E poi? Che faceva la Cassa di risparmio con tutta questa liquidità? Secondo la Procura, qui si svela l’altra faccia del «sistema», quella più spregiudicata e inedita: il tentativo di «sprovincializzare» la cassaforte finanziaria di San Marino. Dal 2007, la Cassa di risparmio operava in tutta Italia con una struttura parallela di banca, servizi finanziari e credito al consumo, il Gruppo Delta, cresciuto a ritmi vorticosi: 2,4 miliardi erogati in un anno ai consumatori, 13° posto in Italia. San Marino ufficialmente ne deteneva una quota minoritaria, ma in realtà lo controllava all’84%, come confermato da un’ispezione di Bankitalia. Tutto illegale.

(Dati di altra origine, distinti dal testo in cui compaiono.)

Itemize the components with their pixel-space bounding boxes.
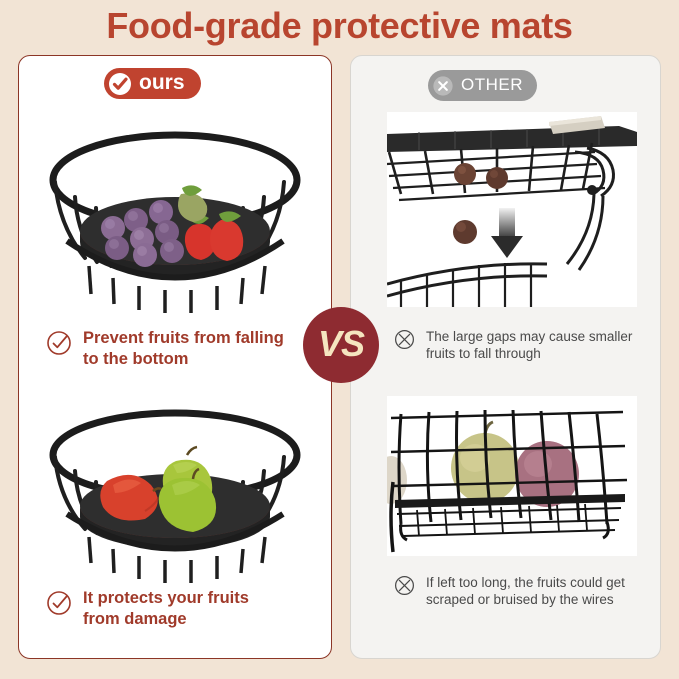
feature-protects-fruits: It protects your fruits from damage bbox=[46, 588, 316, 630]
feature-text: Prevent fruits from falling to the botto… bbox=[83, 328, 284, 370]
other-badge: OTHER bbox=[428, 70, 537, 101]
check-circle-outline-icon bbox=[46, 330, 72, 356]
issue-text: If left too long, the fruits could get s… bbox=[426, 574, 625, 608]
feature-prevent-falling: Prevent fruits from falling to the botto… bbox=[46, 328, 316, 370]
vs-label: VS bbox=[318, 326, 364, 365]
product-photo-apples bbox=[41, 393, 309, 583]
x-circle-icon bbox=[432, 75, 454, 97]
ours-badge-label: ours bbox=[139, 72, 185, 95]
other-panel: OTHER bbox=[350, 55, 661, 659]
ours-panel: ours bbox=[18, 55, 332, 659]
check-circle-outline-icon bbox=[46, 590, 72, 616]
page-title: Food-grade protective mats bbox=[0, 4, 679, 48]
competitor-photo-bare-wires bbox=[387, 396, 637, 556]
x-circle-outline-icon bbox=[394, 329, 415, 350]
vs-badge: VS bbox=[303, 307, 379, 383]
check-circle-icon bbox=[108, 72, 132, 96]
competitor-photo-gaps bbox=[387, 112, 637, 307]
issue-scraped-bruised: If left too long, the fruits could get s… bbox=[394, 574, 652, 608]
ours-badge: ours bbox=[104, 68, 201, 99]
other-badge-label: OTHER bbox=[461, 76, 523, 95]
product-photo-grapes-strawberries bbox=[41, 108, 309, 313]
issue-text: The large gaps may cause smaller fruits … bbox=[426, 328, 632, 362]
issue-large-gaps: The large gaps may cause smaller fruits … bbox=[394, 328, 652, 362]
x-circle-outline-icon bbox=[394, 575, 415, 596]
feature-text: It protects your fruits from damage bbox=[83, 588, 249, 630]
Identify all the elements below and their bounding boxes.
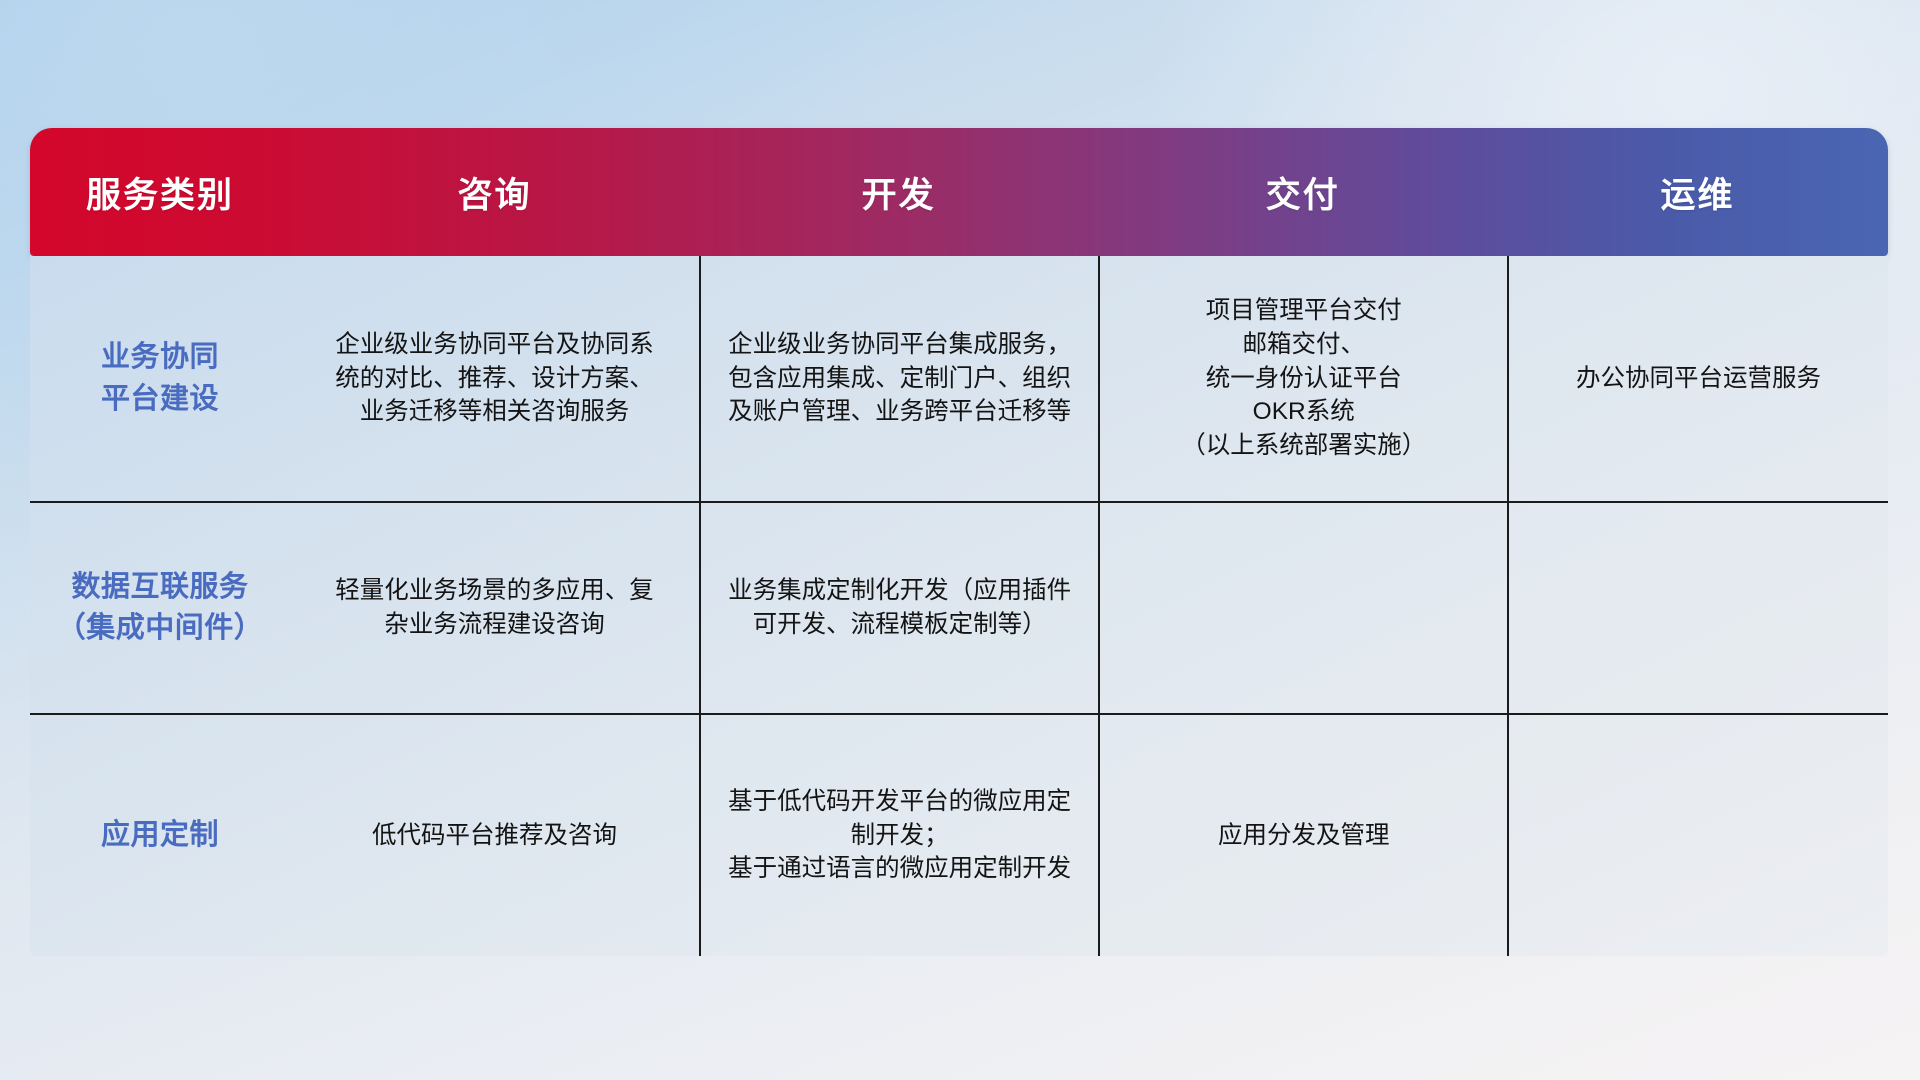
cell-consulting: 企业级业务协同平台及协同系 统的对比、推荐、设计方案、 业务迁移等相关咨询服务 [290,256,699,501]
cell-delivery: 项目管理平台交付 邮箱交付、 统一身份认证平台 OKR系统 （以上系统部署实施） [1098,256,1507,501]
row-category-label: 应用定制 [30,715,290,956]
header-service-category: 服务类别 [30,128,290,256]
table-row: 数据互联服务 （集成中间件） 轻量化业务场景的多应用、复 杂业务流程建设咨询 业… [30,501,1888,713]
slide-canvas: 服务类别 咨询 开发 交付 运维 业务协同 平台建设 企业级业务协同平台及协同系… [0,0,1920,1080]
row-category-label: 数据互联服务 （集成中间件） [30,503,290,713]
header-operations: 运维 [1507,128,1888,256]
cell-development: 企业级业务协同平台集成服务， 包含应用集成、定制门户、组织 及账户管理、业务跨平… [699,256,1098,501]
cell-consulting: 低代码平台推荐及咨询 [290,715,699,956]
row-category-label: 业务协同 平台建设 [30,256,290,501]
service-matrix-table: 服务类别 咨询 开发 交付 运维 业务协同 平台建设 企业级业务协同平台及协同系… [30,128,1888,952]
cell-development: 业务集成定制化开发（应用插件 可开发、流程模板定制等） [699,503,1098,713]
cell-delivery [1098,503,1507,713]
table-body: 业务协同 平台建设 企业级业务协同平台及协同系 统的对比、推荐、设计方案、 业务… [30,256,1888,956]
header-delivery: 交付 [1098,128,1507,256]
cell-operations [1507,715,1888,956]
table-row: 应用定制 低代码平台推荐及咨询 基于低代码开发平台的微应用定 制开发； 基于通过… [30,713,1888,956]
cell-operations: 办公协同平台运营服务 [1507,256,1888,501]
cell-operations [1507,503,1888,713]
cell-delivery: 应用分发及管理 [1098,715,1507,956]
cell-development: 基于低代码开发平台的微应用定 制开发； 基于通过语言的微应用定制开发 [699,715,1098,956]
cell-consulting: 轻量化业务场景的多应用、复 杂业务流程建设咨询 [290,503,699,713]
table-row: 业务协同 平台建设 企业级业务协同平台及协同系 统的对比、推荐、设计方案、 业务… [30,256,1888,501]
header-development: 开发 [699,128,1098,256]
table-header-row: 服务类别 咨询 开发 交付 运维 [30,128,1888,256]
header-consulting: 咨询 [290,128,699,256]
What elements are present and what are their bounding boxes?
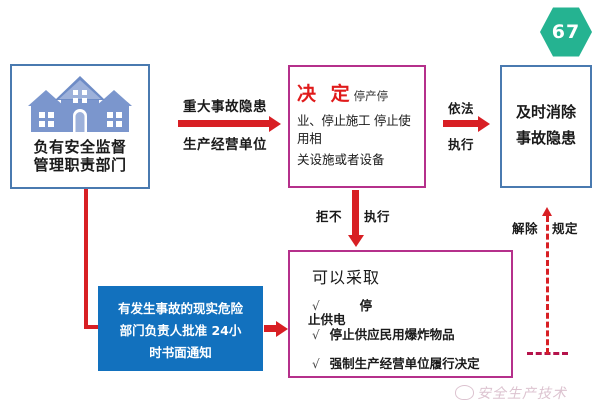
flowchart-canvas: 67 — [0, 0, 600, 415]
watermark-text: 安全生产技术 — [477, 386, 567, 402]
arrow-decision-to-eliminate — [443, 120, 479, 127]
node-department[interactable]: 负有安全监督 管理职责部门 — [10, 64, 150, 189]
connector-label-measures-to-eliminate-left: 解除 — [512, 218, 538, 237]
page-number-badge: 67 — [540, 6, 592, 58]
node-decision-keyword: 决 定 — [297, 83, 354, 105]
node-department-label-line1: 负有安全监督 — [12, 138, 148, 156]
house-icon — [25, 74, 135, 136]
node-decision[interactable]: 决 定停产停 业、停止施工 停止使用相 关设施或者设备 — [288, 65, 426, 188]
connector-label-dept-to-decision-bottom: 生产经营单位 — [183, 133, 267, 153]
node-measures[interactable]: 可以采取 √停 止供电 √停止供应民用爆炸物品 √强制生产经营单位履行决定 — [288, 250, 513, 378]
checkmark-icon: √ — [312, 357, 320, 371]
connector-label-measures-to-eliminate-right: 规定 — [552, 218, 578, 237]
measures-item-3: √强制生产经营单位履行决定 — [312, 353, 480, 372]
node-eliminate[interactable]: 及时消除 事故隐患 — [500, 65, 592, 188]
connector-label-decision-to-measures-right: 执行 — [364, 206, 390, 225]
node-eliminate-line1: 及时消除 — [502, 100, 590, 126]
arrow-notice-to-measures — [264, 325, 277, 332]
node-department-label: 负有安全监督 管理职责部门 — [12, 138, 148, 175]
node-eliminate-label: 及时消除 事故隐患 — [502, 100, 590, 151]
node-department-label-line2: 管理职责部门 — [12, 156, 148, 174]
connector-label-decision-to-eliminate-top: 依法 — [448, 98, 474, 117]
measures-item-2-text: 停止供应民用爆炸物品 — [330, 327, 455, 342]
node-measures-title: 可以采取 — [312, 264, 380, 288]
arrow-dept-to-decision — [178, 120, 270, 127]
checkmark-icon: √ — [312, 328, 320, 342]
node-decision-line2: 业、停止施工 停止使用相 — [297, 112, 417, 148]
node-decision-line3: 关设施或者设备 — [297, 151, 417, 169]
node-notice-line3: 时书面通知 — [98, 342, 263, 364]
wechat-logo-icon — [455, 385, 474, 400]
measures-item-1-text: 停 — [360, 298, 373, 313]
node-notice-line2: 部门负责人批准 24小 — [98, 320, 263, 342]
connector-label-dept-to-decision-top: 重大事故隐患 — [183, 95, 267, 115]
page-number-text: 67 — [552, 21, 580, 43]
measures-item-2: √停止供应民用爆炸物品 — [312, 324, 455, 343]
connector-dept-down — [84, 189, 88, 329]
feedback-arrow-head — [542, 207, 552, 216]
node-notice-line1: 有发生事故的现实危险 — [98, 298, 263, 320]
node-decision-line1: 决 定停产停 — [297, 81, 417, 108]
node-notice-label: 有发生事故的现实危险 部门负责人批准 24小 时书面通知 — [98, 298, 263, 364]
measures-item-3-text: 强制生产经营单位履行决定 — [330, 356, 480, 371]
node-notice[interactable]: 有发生事故的现实危险 部门负责人批准 24小 时书面通知 — [98, 286, 263, 371]
watermark: 安全生产技术 — [455, 383, 567, 403]
connector-label-decision-to-measures-left: 拒不 — [316, 206, 342, 225]
connector-label-decision-to-eliminate-bottom: 执行 — [448, 134, 474, 153]
node-decision-content: 决 定停产停 业、停止施工 停止使用相 关设施或者设备 — [290, 67, 424, 169]
node-decision-keyword-rest: 停产停 — [354, 89, 389, 103]
arrow-decision-to-measures — [352, 190, 359, 236]
feedback-dash-vertical — [546, 216, 549, 354]
node-eliminate-line2: 事故隐患 — [502, 126, 590, 152]
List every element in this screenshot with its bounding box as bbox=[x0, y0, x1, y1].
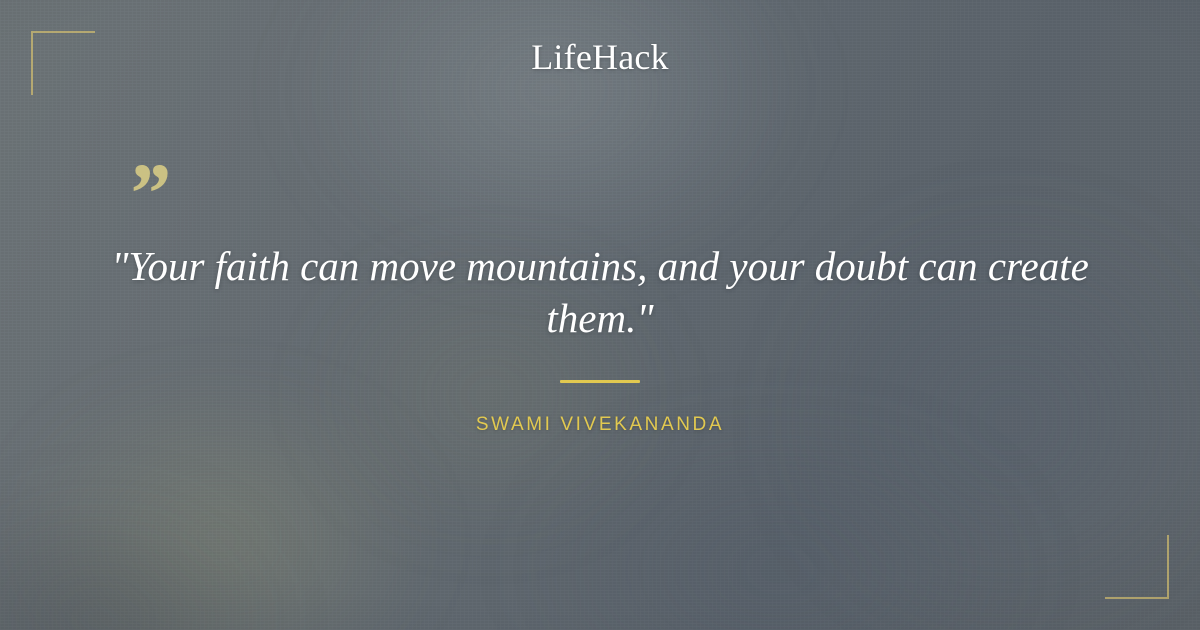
brand-logo: LifeHack bbox=[0, 39, 1200, 75]
quotation-mark-icon: ” bbox=[126, 150, 170, 236]
divider-rule bbox=[560, 380, 640, 383]
quote-card: LifeHack ” "Your faith can move mountain… bbox=[0, 0, 1200, 630]
card-content: LifeHack ” "Your faith can move mountain… bbox=[0, 0, 1200, 630]
quote-text: "Your faith can move mountains, and your… bbox=[96, 240, 1104, 344]
quote-author: SWAMI VIVEKANANDA bbox=[0, 414, 1200, 436]
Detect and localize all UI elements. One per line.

San Marino alla conquista (finanziaria) dell’Italia, questo era il vero progetto del «sistema» secondo la ricostruzione agli atti dell’inchiesta, che conta per ora cinque arrestati e trentadue indagati. Tra questi ci sarebbe anche il vertice della fondazione che controlla la Cassa e viene nominato direttamente dal governo. Anche per questo l’affare è di Stato. San Marino trema. La Cassa decapitata teme la fuga dei capitali e rassicura i depositanti. I partiti fanno quadrato. «Siamo nella bufera», si sente ripetere nei palazzi governativi, già alle prese con gli ultimatum del Consiglio d’Europa e dell’Ocse, che ha inserito la piccola repubblica nella «lista grigia» dei paradisi fiscali. « una pugnalata», ripete il superministro delle Finanze, «proprio ora che vogliamo dimostrare di non essere il Paese delle banane». Il suo ufficio domina la valle. «La vista è splendida, ma oggi c’è foschia». Di questi tempi, non può essere solo una variabile atmosferica.